Gerald Andrews Hausman (born October 13, 1945) is a storyteller and award-winning author of books about Native America, animals, mythology, and West Indian culture. Hausman comes from a long line of storytellers and educators, and has published over seventy books for both children and adults.
Born in Baltimore, Maryland, to engineer father Sidney Hausman and mother Dorothy "Little" Hausman, Gerald grew up in New Jersey and Massachusetts before moving to New Mexico for college. Along with brother, Sid Hausman, a songwriter, entertainer and artist, Hausman attended New Mexico Highlands University in Las Vegas, New Mexico, where he obtained his B.A. in English Literature.
After graduation, Hausman married Loretta "Lorry" Wright and moved to Lenox, Massachusetts, where he taught creative writing and English at the Windsor Mountain School. He also founded, with his wife Lorry and David Silverstein, The Bookstore Press, which published some of the first paperback books for children. These included such authors as Ruth Krauss, Maurice Sendak, Crockett Johnson, Aram Saroyan and Paul Metcalf. In 1977, Gerald and Lorry moved to Tesuque, New Mexico, where they lived for seventeen years, raising two daughters, Hannah and Mariah.

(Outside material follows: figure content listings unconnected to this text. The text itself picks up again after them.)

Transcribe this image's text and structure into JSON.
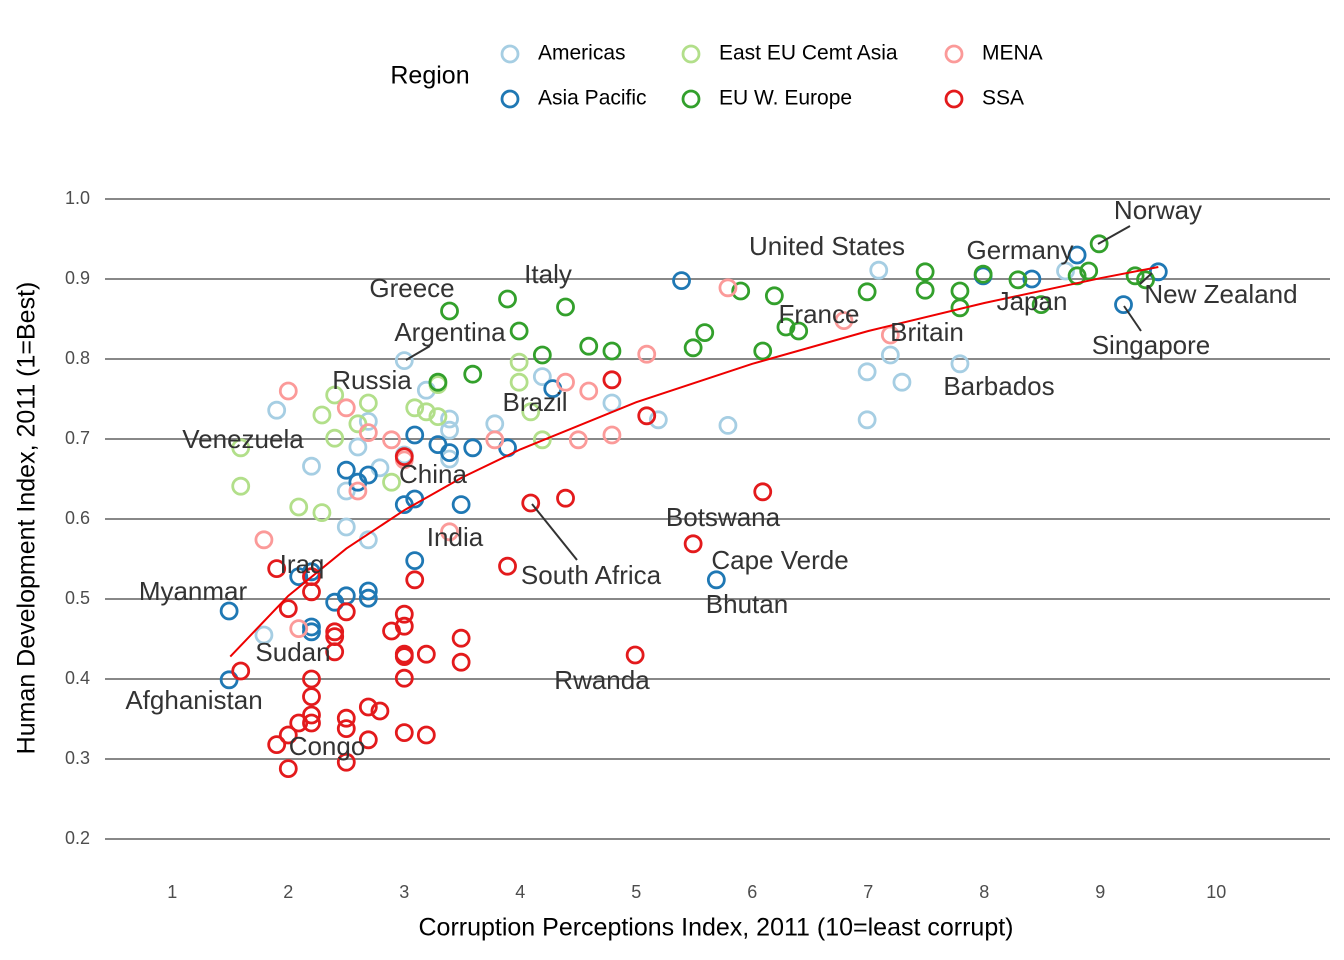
{
  "chart_data": {
    "type": "scatter",
    "x_label": "Corruption Perceptions Index, 2011 (10=least corrupt)",
    "y_label": "Human Development Index, 2011 (1=Best)",
    "legend_title": "Region",
    "xlim": [
      0.42,
      10.98
    ],
    "ylim": [
      0.16,
      1.03
    ],
    "xticks": [
      1,
      2,
      3,
      4,
      5,
      6,
      7,
      8,
      9,
      10
    ],
    "yticks": [
      0.2,
      0.3,
      0.4,
      0.5,
      0.6,
      0.7,
      0.8,
      0.9,
      {
        "value": 1,
        "label": "1.0"
      }
    ],
    "grid": true,
    "series": [
      {
        "name": "Americas",
        "color": "#a6cee3",
        "x": [
          1.9,
          2.2,
          1.79,
          2.6,
          2.5,
          2.5,
          2.69,
          2.69,
          3.0,
          3.19,
          3.0,
          3.39,
          3.39,
          3.39,
          3.78,
          4.19,
          4.79,
          5.19,
          5.79,
          6.99,
          6.99,
          7.09,
          7.19,
          7.29,
          7.79,
          8.7,
          2.79
        ],
        "y": [
          0.736,
          0.666,
          0.455,
          0.69,
          0.635,
          0.59,
          0.574,
          0.722,
          0.798,
          0.761,
          0.68,
          0.725,
          0.711,
          0.675,
          0.719,
          0.778,
          0.745,
          0.724,
          0.717,
          0.784,
          0.724,
          0.911,
          0.805,
          0.771,
          0.794,
          0.91,
          0.664
        ]
      },
      {
        "name": "Asia Pacific",
        "color": "#1f78b4",
        "x": [
          1.49,
          1.49,
          2.09,
          2.2,
          2.2,
          2.2,
          2.4,
          2.5,
          2.5,
          2.6,
          2.69,
          2.69,
          2.69,
          3.0,
          3.09,
          3.09,
          3.09,
          3.29,
          3.39,
          3.49,
          3.59,
          3.89,
          4.28,
          5.39,
          5.69,
          7.99,
          8.41,
          8.8,
          9.2,
          9.5
        ],
        "y": [
          0.485,
          0.399,
          0.528,
          0.534,
          0.465,
          0.459,
          0.496,
          0.504,
          0.661,
          0.646,
          0.655,
          0.51,
          0.501,
          0.618,
          0.625,
          0.705,
          0.548,
          0.693,
          0.683,
          0.618,
          0.689,
          0.689,
          0.763,
          0.898,
          0.524,
          0.904,
          0.9,
          0.93,
          0.868,
          0.909
        ]
      },
      {
        "name": "East EU Cemt Asia",
        "color": "#b2df8a",
        "x": [
          1.59,
          1.59,
          2.09,
          2.29,
          2.29,
          2.4,
          2.4,
          2.6,
          2.69,
          2.89,
          3.09,
          3.19,
          3.29,
          3.29,
          3.99,
          3.99,
          4.09,
          4.19
        ],
        "y": [
          0.689,
          0.641,
          0.615,
          0.608,
          0.73,
          0.755,
          0.701,
          0.719,
          0.745,
          0.646,
          0.739,
          0.734,
          0.728,
          0.768,
          0.796,
          0.771,
          0.734,
          0.699
        ]
      },
      {
        "name": "EU W. Europe",
        "color": "#33a02c",
        "x": [
          3.29,
          3.39,
          3.59,
          3.89,
          3.99,
          4.19,
          4.39,
          4.59,
          4.79,
          5.49,
          5.59,
          5.9,
          6.09,
          6.19,
          6.29,
          6.4,
          6.99,
          7.49,
          7.49,
          7.79,
          7.79,
          7.99,
          8.29,
          8.49,
          8.8,
          8.9,
          8.99,
          9.3,
          9.39
        ],
        "y": [
          0.771,
          0.86,
          0.781,
          0.875,
          0.835,
          0.805,
          0.865,
          0.816,
          0.81,
          0.814,
          0.833,
          0.885,
          0.81,
          0.879,
          0.84,
          0.835,
          0.884,
          0.909,
          0.886,
          0.885,
          0.864,
          0.906,
          0.899,
          0.868,
          0.904,
          0.91,
          0.944,
          0.904,
          0.899
        ]
      },
      {
        "name": "MENA",
        "color": "#fb9a99",
        "x": [
          1.79,
          2.0,
          2.09,
          2.5,
          2.6,
          2.69,
          2.89,
          3.0,
          3.39,
          3.78,
          4.39,
          4.5,
          4.59,
          4.79,
          5.09,
          5.79,
          6.79,
          7.19
        ],
        "y": [
          0.574,
          0.76,
          0.463,
          0.739,
          0.635,
          0.708,
          0.699,
          0.674,
          0.584,
          0.699,
          0.771,
          0.699,
          0.76,
          0.705,
          0.806,
          0.889,
          0.848,
          0.83
        ]
      },
      {
        "name": "SSA",
        "color": "#e31a1c",
        "x": [
          1.59,
          1.9,
          1.9,
          2.0,
          2.0,
          2.0,
          2.09,
          2.2,
          2.2,
          2.2,
          2.2,
          2.2,
          2.2,
          2.4,
          2.4,
          2.4,
          2.5,
          2.5,
          2.5,
          2.5,
          2.69,
          2.69,
          2.79,
          2.89,
          3.0,
          3.0,
          3.0,
          3.0,
          3.0,
          3.0,
          3.0,
          3.09,
          3.19,
          3.19,
          3.49,
          3.49,
          3.89,
          4.09,
          4.39,
          4.79,
          4.99,
          5.09,
          5.49,
          6.09
        ],
        "y": [
          0.41,
          0.538,
          0.318,
          0.488,
          0.33,
          0.288,
          0.345,
          0.528,
          0.509,
          0.4,
          0.378,
          0.355,
          0.345,
          0.459,
          0.453,
          0.434,
          0.484,
          0.351,
          0.338,
          0.296,
          0.365,
          0.324,
          0.36,
          0.46,
          0.678,
          0.481,
          0.466,
          0.431,
          0.428,
          0.401,
          0.333,
          0.524,
          0.431,
          0.33,
          0.451,
          0.421,
          0.541,
          0.62,
          0.626,
          0.774,
          0.43,
          0.729,
          0.569,
          0.634
        ]
      }
    ],
    "fit_line": {
      "color": "#ee0000",
      "x": [
        1.5,
        2,
        2.5,
        3,
        3.5,
        4,
        5,
        6,
        7,
        8,
        9,
        9.5
      ],
      "y": [
        0.428,
        0.504,
        0.563,
        0.611,
        0.652,
        0.687,
        0.746,
        0.794,
        0.835,
        0.87,
        0.901,
        0.915
      ]
    },
    "annotations": [
      "Norway",
      "United States",
      "Germany",
      "Italy",
      "Greece",
      "New Zealand",
      "Japan",
      "France",
      "Argentina",
      "Britain",
      "Singapore",
      "Russia",
      "Barbados",
      "Brazil",
      "Venezuela",
      "China",
      "Botswana",
      "India",
      "Cape Verde",
      "Iraq",
      "South Africa",
      "Myanmar",
      "Bhutan",
      "Sudan",
      "Rwanda",
      "Afghanistan",
      "Congo"
    ]
  }
}
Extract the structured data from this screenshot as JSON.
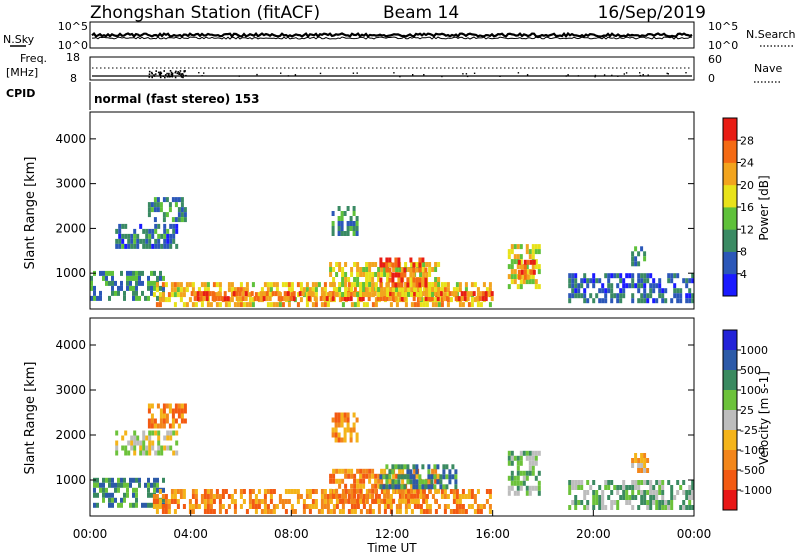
{
  "header": {
    "station": "Zhongshan Station (fitACF)",
    "beam": "Beam 14",
    "date": "16/Sep/2019"
  },
  "top_panels": {
    "nsky_label": "N.Sky",
    "nsearch_label": "N.Search",
    "nsky_ticks": [
      "10^5",
      "10^0"
    ],
    "nsearch_ticks": [
      "10^5",
      "10^0"
    ],
    "freq_label_1": "Freq.",
    "freq_label_2": "[MHz]",
    "freq_ticks": [
      "18",
      "8"
    ],
    "nave_label": "Nave",
    "nave_ticks": [
      "60",
      "0"
    ],
    "cpid_label": "CPID",
    "cpid_text": "normal (fast stereo) 153"
  },
  "chart_data": [
    {
      "type": "heatmap",
      "name": "power",
      "ylabel": "Slant Range [km]",
      "xlabel": "",
      "ylim": [
        200,
        4600
      ],
      "yticks": [
        "1000",
        "2000",
        "3000",
        "4000"
      ],
      "colorbar_label": "Power [dB]",
      "colorbar_ticks": [
        "4",
        "8",
        "12",
        "16",
        "20",
        "24",
        "28"
      ],
      "colorbar_colors": [
        "#1a1aff",
        "#2b57b8",
        "#3a8a63",
        "#5fc13a",
        "#e8e21a",
        "#f2a41e",
        "#f46a14",
        "#e81c14"
      ],
      "colorbar_range": [
        0,
        32
      ],
      "blobs": [
        {
          "t0": 0.0,
          "t1": 2.9,
          "r0": 420,
          "r1": 1050,
          "v": 9
        },
        {
          "t0": 1.0,
          "t1": 3.5,
          "r0": 1600,
          "r1": 2100,
          "v": 8
        },
        {
          "t0": 2.3,
          "t1": 3.8,
          "r0": 2200,
          "r1": 2700,
          "v": 9
        },
        {
          "t0": 2.5,
          "t1": 15.9,
          "r0": 350,
          "r1": 800,
          "v": 20
        },
        {
          "t0": 4.0,
          "t1": 16.0,
          "r0": 380,
          "r1": 600,
          "v": 26
        },
        {
          "t0": 9.5,
          "t1": 13.8,
          "r0": 550,
          "r1": 1250,
          "v": 19
        },
        {
          "t0": 11.5,
          "t1": 13.4,
          "r0": 700,
          "r1": 1350,
          "v": 27
        },
        {
          "t0": 9.6,
          "t1": 10.6,
          "r0": 1900,
          "r1": 2500,
          "v": 10
        },
        {
          "t0": 16.6,
          "t1": 17.9,
          "r0": 750,
          "r1": 1650,
          "v": 18
        },
        {
          "t0": 17.0,
          "t1": 17.7,
          "r0": 900,
          "r1": 1300,
          "v": 26
        },
        {
          "t0": 19.0,
          "t1": 23.9,
          "r0": 350,
          "r1": 1000,
          "v": 7
        },
        {
          "t0": 21.5,
          "t1": 22.1,
          "r0": 1200,
          "r1": 1600,
          "v": 9
        }
      ]
    },
    {
      "type": "heatmap",
      "name": "velocity",
      "ylabel": "Slant Range [km]",
      "xlabel": "Time UT",
      "ylim": [
        200,
        4600
      ],
      "yticks": [
        "1000",
        "2000",
        "3000",
        "4000"
      ],
      "xticks": [
        "00:00",
        "04:00",
        "08:00",
        "12:00",
        "16:00",
        "20:00",
        "00:00"
      ],
      "colorbar_label": "Velocity [m s-1]",
      "colorbar_ticks": [
        "1000",
        "500",
        "100",
        "25",
        "-25",
        "-100",
        "-500",
        "-1000"
      ],
      "colorbar_colors": [
        "#2222d8",
        "#2c5aa8",
        "#3a8a60",
        "#6cc23a",
        "#bdbdbd",
        "#f4b41a",
        "#f3861a",
        "#f35a12",
        "#e81616"
      ],
      "blobs": [
        {
          "t0": 0.0,
          "t1": 2.9,
          "r0": 420,
          "r1": 1050,
          "v": 2
        },
        {
          "t0": 1.0,
          "t1": 3.5,
          "r0": 1600,
          "r1": 2100,
          "v": 4
        },
        {
          "t0": 2.3,
          "t1": 3.8,
          "r0": 2200,
          "r1": 2700,
          "v": 6
        },
        {
          "t0": 2.5,
          "t1": 15.9,
          "r0": 350,
          "r1": 800,
          "v": 6
        },
        {
          "t0": 9.5,
          "t1": 13.8,
          "r0": 550,
          "r1": 1250,
          "v": 6
        },
        {
          "t0": 11.5,
          "t1": 14.5,
          "r0": 800,
          "r1": 1350,
          "v": 2
        },
        {
          "t0": 9.6,
          "t1": 10.6,
          "r0": 1900,
          "r1": 2500,
          "v": 6
        },
        {
          "t0": 16.6,
          "t1": 17.9,
          "r0": 750,
          "r1": 1650,
          "v": 3
        },
        {
          "t0": 19.0,
          "t1": 23.9,
          "r0": 350,
          "r1": 1000,
          "v": 3
        },
        {
          "t0": 21.5,
          "t1": 22.1,
          "r0": 1200,
          "r1": 1600,
          "v": 5
        }
      ]
    }
  ]
}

During this time, Hausman worked as poetry teacher, editor, publisher and English teacher at Santa Fe Preparatory School in nearby Santa Fe, going on to found the Blue Harbour School of Creative Writing on the former estate of playwright Noël Coward in Port Maria, Jamaica. He has also served as poet-in-residence at Central Connecticut State College. In addition, he worked as a poet in the schools in the city of Pittsfield, Massachusetts.